LGエレクトロニクス・ジャパンが2019年1月に発表したノートパソコンシリーズ「LG gram」の新モデルは、ちょっとした驚きだった。モバイルノートパソコンであるのに「17型」のディスプレーを搭載した「17Z990シリーズ」が登場したからだ。

従来、17型のディスプレーを備えたパソコンなど、サイズと重量の両面で、とても持ち歩けるものではなかった。だが「17Z990シリーズ」は、重量が約1.34kg、サイズも従来の15型クラスまでに抑え、なんとか「モバイルパソコン」といっていい範囲を確保している。このくらいになると、「ノートパソコンは画面が小さくていやだ」と思う人でも、まず文句は出ないだろう。

もちろん、もう少し小さなものもある。13.3型・14型・15.6型と4サイズのバリエーションがあるので、カバンに収まりやすいサイズのものを選ぶことができる。13.3型の重量は約0.965kgと十分に軽い。14型でも0.995kgで、ほんの30gしか違わない。メモリーやSSDの増設にも対応しており、かなり満足度の高いパソコンだと思う。

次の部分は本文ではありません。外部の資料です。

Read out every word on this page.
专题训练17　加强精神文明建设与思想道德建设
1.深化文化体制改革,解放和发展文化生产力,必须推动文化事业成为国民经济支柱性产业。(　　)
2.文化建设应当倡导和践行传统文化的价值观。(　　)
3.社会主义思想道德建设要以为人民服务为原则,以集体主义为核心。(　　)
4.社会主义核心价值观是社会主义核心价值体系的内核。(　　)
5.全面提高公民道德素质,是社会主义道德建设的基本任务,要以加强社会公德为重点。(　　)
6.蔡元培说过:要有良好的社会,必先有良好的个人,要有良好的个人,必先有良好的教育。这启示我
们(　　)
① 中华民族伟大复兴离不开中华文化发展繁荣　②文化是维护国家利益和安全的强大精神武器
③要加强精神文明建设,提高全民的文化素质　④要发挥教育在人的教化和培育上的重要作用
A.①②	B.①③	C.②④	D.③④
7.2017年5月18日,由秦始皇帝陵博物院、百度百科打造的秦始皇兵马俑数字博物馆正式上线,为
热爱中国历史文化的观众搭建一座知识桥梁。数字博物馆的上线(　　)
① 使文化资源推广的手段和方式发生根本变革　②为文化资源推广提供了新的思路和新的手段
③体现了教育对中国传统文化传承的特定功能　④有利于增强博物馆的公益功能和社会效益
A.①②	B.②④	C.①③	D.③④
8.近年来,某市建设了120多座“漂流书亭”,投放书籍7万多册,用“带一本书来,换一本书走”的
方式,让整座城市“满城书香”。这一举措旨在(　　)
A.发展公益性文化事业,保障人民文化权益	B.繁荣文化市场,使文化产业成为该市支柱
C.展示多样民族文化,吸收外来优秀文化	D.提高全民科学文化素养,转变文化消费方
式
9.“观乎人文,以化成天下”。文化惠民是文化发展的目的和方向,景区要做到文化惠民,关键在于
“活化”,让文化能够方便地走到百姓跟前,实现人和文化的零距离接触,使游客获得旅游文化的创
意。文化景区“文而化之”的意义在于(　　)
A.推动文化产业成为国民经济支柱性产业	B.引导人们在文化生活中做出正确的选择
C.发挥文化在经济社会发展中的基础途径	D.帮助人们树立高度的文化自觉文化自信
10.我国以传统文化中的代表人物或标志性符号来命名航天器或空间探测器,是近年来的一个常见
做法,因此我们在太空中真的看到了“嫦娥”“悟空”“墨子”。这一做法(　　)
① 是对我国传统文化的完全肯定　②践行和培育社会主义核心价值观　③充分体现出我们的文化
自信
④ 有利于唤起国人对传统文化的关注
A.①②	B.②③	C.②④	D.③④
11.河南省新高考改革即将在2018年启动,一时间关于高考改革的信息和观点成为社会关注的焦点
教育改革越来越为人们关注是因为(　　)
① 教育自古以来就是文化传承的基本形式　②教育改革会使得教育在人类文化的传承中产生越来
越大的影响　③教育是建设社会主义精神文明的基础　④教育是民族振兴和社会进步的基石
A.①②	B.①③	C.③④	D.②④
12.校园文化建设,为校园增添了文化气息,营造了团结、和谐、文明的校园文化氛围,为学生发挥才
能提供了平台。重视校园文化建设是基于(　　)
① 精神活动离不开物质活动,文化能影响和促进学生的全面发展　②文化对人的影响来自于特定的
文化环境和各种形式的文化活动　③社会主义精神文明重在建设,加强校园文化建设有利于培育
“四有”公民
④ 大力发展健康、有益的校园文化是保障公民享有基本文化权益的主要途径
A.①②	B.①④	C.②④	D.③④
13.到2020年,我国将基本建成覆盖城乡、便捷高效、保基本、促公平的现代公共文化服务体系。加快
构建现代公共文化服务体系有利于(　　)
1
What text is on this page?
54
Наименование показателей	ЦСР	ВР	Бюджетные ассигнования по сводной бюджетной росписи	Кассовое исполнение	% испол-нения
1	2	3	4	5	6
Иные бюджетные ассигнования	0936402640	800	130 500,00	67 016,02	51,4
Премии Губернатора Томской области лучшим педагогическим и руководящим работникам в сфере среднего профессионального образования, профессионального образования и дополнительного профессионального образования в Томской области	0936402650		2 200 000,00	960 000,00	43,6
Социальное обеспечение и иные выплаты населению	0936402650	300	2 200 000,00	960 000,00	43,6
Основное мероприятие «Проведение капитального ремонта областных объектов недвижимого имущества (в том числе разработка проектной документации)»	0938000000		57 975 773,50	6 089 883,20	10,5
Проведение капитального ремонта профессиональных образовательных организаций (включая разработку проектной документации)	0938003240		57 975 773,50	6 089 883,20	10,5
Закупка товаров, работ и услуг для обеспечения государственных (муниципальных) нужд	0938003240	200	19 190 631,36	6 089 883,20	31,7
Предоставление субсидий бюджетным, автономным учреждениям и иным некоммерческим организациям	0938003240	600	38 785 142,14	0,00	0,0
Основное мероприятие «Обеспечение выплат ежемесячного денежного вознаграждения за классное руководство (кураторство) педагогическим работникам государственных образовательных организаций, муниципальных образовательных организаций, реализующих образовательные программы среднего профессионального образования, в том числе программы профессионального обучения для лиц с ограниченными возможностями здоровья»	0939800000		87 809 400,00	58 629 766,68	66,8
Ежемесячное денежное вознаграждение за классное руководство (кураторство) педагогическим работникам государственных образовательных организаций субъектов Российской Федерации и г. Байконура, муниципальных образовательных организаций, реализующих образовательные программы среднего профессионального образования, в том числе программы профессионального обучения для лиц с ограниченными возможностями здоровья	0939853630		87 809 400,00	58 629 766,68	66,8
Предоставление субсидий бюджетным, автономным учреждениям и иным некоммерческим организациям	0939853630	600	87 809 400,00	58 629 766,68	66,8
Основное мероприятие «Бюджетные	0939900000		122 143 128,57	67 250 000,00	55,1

この製品のポイントは、どれも縁の細い、俗に「ナローベゼル(狭額縁)」と呼ばれるディスプレーを採用していることにある。ナローベゼルになった分サイズが小さくなったので、ディスプレーが大きくともボディーサイズは小さいままなのだ。ディスプレーの縁は、液晶ディスプレーのバックライトや配線を収納する場所であり、本来、それなりに太さが必要とされる部分だった。だが、液晶テレビがナローベゼルになり、スマホがナローベゼルになり、パソコンも同様にナローベゼルになった、もはや全体のトレンドだ。

日本メーカーでも、VAIOが1月に発表した「VAIO SX14」は、本格的にナローベゼル路線になっている。SX14も、14インチディスプレーを採用しつつ、全体のサイズは過去の13.3インチモデルとほぼ変わらない。強度やWi-Fiの通信の安定性などにも配慮した設計をし、重量も1kgを切っている。4Kディスプレー採用モデルも選べるが、もちろんそれでもデザインは変わらない。

VAIOの「VAIO SX14」

低価格製品もナローベゼル化している。マウスコンピューターの「m-Book B508H(15インチモデル)」および「B401H(14インチモデル)」は、どちらも10万円から12万円台という比較的低価格な製品ながら、ナローベゼル液晶を採用し、13インチクラスの製品に近いボディーデザインを実現している。